Da hilft nur „die Basis“ wählen bei der Bundestagswahl für einen wirklichen Wandel!Alle anderen Parteien werden nichts ändern an der Gesamtsituation.

Arroganz kommt or dem Fall. Dieses Sprichwort habe ich schon von meiner Großmutter gelernt. Hoffentlich kommt der Fall all der jenigen die für das was gerade passiert recht bald. Dafür bete ich jeden Tag.

Wie wäre es mit einem Spendenkonto, könnte man die entsprechende Stelle nicht fragen? Wir müssen die Sache selbst in die Hand nehmen um vorwärts zu kommen. Zudem vermute ich, dass der Gesundheitsminister deshalb nicht interessiert ist, weil man dann die Impfungen an Kinder nicht mehr rechtfertigen kann? Ich bin sowieso der Meinung nach allem was wir bisher über die Impfungen und den Zahlen der wirklich erkrankten wissen, müssten diese Impfstoffexperimente eigentlich sofort gestoppt werden. Ich bin entsetzt darüber, dass Pfizer jetzt auch noch eine Studie durchführen will mit schwer kranken Kindern ab 2 jahren.

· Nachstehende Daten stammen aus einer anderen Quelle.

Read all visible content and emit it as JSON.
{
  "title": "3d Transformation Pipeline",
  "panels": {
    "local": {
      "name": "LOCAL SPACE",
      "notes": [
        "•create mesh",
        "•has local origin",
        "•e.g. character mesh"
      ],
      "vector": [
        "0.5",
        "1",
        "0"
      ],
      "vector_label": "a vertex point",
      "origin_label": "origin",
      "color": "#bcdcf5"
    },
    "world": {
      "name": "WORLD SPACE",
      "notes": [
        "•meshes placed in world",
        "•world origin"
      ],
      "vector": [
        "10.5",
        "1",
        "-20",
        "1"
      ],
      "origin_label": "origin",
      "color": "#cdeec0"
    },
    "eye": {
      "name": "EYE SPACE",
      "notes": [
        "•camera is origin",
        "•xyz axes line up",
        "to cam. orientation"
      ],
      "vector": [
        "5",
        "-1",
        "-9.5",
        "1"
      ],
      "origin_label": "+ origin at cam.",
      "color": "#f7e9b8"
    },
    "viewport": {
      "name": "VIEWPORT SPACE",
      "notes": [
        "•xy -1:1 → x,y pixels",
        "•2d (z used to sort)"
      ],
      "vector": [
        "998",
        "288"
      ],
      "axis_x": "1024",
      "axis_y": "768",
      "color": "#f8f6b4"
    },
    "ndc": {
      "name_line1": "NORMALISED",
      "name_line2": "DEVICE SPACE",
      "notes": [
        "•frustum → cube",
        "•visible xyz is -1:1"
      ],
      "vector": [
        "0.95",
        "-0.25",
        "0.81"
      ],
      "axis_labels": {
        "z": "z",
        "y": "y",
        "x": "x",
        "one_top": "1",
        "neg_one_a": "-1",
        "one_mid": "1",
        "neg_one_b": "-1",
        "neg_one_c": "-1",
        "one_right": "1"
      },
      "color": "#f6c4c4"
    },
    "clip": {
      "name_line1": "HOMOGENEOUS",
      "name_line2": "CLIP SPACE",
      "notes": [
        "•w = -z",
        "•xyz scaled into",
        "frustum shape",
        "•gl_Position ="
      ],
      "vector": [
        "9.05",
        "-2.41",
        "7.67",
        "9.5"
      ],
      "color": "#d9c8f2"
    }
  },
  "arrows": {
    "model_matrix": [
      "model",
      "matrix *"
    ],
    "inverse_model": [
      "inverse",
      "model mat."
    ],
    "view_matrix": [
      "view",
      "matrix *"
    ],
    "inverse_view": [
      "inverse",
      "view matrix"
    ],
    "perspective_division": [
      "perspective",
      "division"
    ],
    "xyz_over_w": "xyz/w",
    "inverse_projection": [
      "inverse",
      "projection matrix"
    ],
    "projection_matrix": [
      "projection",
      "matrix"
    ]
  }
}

Sogar schon ab sechs Monaten, habe ich gelesen… Das ist eine Katastrophe und ethisch nicht vertretbar!!! Wer gibt denn für soetwas eine Erlaubnis?!?! Ich bin nicht mehr schockiert aber übermäßig empört!!! Wer kann denn das noch stoppen???

Hauptsache unsere Politiker können ausgelassen auf dem G7 Treffen feiern, ohne MNB und Mindestabstand. Stattdessen mit Umarmungen und Tuschel-Gesprächen. Das Corona-konforme Foto wird allein für die Presse gemacht. Unsere Kinder quälen sie stattdessen mit demütigenden und sinnlosen Maßnahmen. Maske bei 30 Grad im Klassenzimmer und mit Tests, obwohl die Testpflicht im Einzelhandel und der Außengastronomie längst aufgehoben ist. Wie lange schauen Eltern weiter dabei zu oder unterstützen diese Form der Kindeswohlgefährdung weiterhin?